After being out at Manuel's until 2 a.m. celebrating my last day of work at my previous job and maybe getting four hours of sleep when the alarm went off, we dutifully made our way to the Virginia-Highland Summerfest 5K.
As we pushed baby K. along N. Highland Avenue toward the start, you could see runners making their way there. A woman with a bib number ran down our street, in the wrong direction.
I felt queasy. I'd been sick the last few days and the imbibments from the previous evening -- make that the last few hours -- were all in my sinuses. I didn't feel hungover, but I'd already brought that experience to the Summerfest race.
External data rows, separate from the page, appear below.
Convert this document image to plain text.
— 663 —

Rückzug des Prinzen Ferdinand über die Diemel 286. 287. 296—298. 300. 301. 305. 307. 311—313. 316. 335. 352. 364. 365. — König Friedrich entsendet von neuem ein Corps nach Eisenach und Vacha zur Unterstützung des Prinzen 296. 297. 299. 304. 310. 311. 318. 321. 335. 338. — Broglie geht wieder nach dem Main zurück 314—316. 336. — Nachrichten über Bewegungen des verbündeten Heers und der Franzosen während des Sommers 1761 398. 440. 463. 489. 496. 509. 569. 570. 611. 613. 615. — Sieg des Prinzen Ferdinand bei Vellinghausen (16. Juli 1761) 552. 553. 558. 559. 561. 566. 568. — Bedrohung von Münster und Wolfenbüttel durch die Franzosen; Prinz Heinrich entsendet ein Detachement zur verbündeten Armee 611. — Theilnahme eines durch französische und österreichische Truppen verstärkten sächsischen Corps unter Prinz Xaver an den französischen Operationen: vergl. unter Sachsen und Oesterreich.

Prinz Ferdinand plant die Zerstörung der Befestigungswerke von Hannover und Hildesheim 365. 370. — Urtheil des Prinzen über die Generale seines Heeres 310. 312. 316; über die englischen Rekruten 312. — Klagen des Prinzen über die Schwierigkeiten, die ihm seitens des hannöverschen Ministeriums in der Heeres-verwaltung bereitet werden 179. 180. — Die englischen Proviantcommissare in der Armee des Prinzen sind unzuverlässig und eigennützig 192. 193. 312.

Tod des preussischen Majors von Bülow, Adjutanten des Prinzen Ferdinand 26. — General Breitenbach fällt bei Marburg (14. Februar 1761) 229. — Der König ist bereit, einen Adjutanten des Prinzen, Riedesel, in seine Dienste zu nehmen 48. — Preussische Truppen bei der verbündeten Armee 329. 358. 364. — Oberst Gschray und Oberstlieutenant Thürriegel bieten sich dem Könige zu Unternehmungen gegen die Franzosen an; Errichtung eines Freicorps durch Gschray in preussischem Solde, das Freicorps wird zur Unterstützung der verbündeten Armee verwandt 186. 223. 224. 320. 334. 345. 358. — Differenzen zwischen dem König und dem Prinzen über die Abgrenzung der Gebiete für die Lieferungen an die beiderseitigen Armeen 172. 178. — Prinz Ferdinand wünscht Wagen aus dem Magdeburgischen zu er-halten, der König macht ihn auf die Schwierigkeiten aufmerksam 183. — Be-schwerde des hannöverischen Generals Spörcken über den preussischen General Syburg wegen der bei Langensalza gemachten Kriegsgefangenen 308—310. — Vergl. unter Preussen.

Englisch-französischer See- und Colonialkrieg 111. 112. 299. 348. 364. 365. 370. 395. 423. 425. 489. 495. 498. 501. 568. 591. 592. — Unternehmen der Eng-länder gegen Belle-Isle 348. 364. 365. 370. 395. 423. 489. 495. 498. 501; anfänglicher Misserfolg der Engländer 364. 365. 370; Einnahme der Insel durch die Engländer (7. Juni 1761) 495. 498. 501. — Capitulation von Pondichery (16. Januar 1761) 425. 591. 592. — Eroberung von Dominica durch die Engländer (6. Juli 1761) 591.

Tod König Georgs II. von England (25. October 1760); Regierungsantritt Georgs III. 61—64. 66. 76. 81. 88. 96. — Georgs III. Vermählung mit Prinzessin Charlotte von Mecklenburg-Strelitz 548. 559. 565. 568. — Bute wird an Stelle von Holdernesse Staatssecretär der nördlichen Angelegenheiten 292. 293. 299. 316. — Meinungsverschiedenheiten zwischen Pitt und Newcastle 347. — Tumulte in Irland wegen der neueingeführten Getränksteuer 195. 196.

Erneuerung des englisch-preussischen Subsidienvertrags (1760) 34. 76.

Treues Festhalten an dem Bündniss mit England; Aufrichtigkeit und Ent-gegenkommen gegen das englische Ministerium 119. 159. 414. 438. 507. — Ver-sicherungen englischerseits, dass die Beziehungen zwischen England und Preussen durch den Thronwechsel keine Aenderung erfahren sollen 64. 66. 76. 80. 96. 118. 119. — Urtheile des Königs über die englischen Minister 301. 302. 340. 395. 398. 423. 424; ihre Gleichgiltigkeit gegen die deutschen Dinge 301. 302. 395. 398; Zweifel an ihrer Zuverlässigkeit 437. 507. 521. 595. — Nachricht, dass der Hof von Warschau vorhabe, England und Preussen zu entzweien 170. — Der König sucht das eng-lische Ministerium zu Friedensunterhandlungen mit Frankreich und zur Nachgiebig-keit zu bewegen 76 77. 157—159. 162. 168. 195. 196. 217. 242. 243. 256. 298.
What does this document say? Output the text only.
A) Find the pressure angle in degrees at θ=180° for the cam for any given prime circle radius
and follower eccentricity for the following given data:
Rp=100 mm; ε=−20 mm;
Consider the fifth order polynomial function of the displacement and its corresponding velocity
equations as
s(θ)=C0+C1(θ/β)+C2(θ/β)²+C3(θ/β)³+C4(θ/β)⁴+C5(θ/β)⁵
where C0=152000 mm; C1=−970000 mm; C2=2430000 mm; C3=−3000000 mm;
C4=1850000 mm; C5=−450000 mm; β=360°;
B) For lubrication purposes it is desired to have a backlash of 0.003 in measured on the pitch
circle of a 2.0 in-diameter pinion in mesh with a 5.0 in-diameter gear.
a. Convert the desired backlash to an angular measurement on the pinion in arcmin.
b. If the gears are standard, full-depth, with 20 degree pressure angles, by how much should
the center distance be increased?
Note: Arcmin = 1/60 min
In 2009, I ran the race for the first time in five years. I'd signed up but decided to hang out with a friend at another imbibment hangout spot up the road. I rolled out of bed and felt terrible, but really, would I be too lazy to open the door to my apartment and not make the starting line, knowing I could hit it with a rock?
That race was really brutal. I remember stopping at about 1.5 miles having to tie my shoe. But still I ran in it and I was glad that I did. The course has pretty much become a cornerstone in my training. I started running it just a few days after that race and still do today, incorporating it into a 4-mile route.
The next year, the 2010 Summerfest 5K,
I ran with my then-girlfriend, just a few weeks before I proposed to her. We ran it fast and I made a PR and she won first place for her division.
Last year, we missed the race because we ran in the Rock'n'Roll San Diego Half Marathon.
So this year rolled around and of course we were going to run in it. But only as a fun run, with baby K. in the stroller.
As I expected, the start along Lanier was extremely jammed up. It's hard not to be with hundreds of runners. I was pretty amazed with my wife's handling of the stroller, given so many people out.
Because of the slower, non-race pace, it seemed pretty leisurely to me. It started to thin out a little but definitely a lot more density of runners (probably more runners) than either the 5 Que? race last month or the Beat the Street for Little Feet 5K in Coan Park in April, baby K.'s first race.
Maybe because of the number of runners, the chutes in the end were a mess. There was a huge line of runners waiting for cards in the female section, with quite a number of people passing my wife and the stroller by. I know many people never ran cross-country, but you're supposed to wait in order to get your card, which represents the order that you finished the race.
I bypassed a stroller dude in the men's line, but it didn't matter because in these last three 5Ks in which we've run with a stroller, I intentionally don't get a card because I don't really want my slower results to show up in Athlinks.
From there, it was a few more minutes of walking to get to the park area where the awards and the rest of the goodies are handed out. That meant navigating our stroller on a sidewalk behind the art tents and I decided that we should not worry about it. So we headed home.
Time: 8 a.m.
Temp: 59 degrees
Gear: Tech T, short (Kessler 10K), shorts, Nike Air Pegasus+ 28.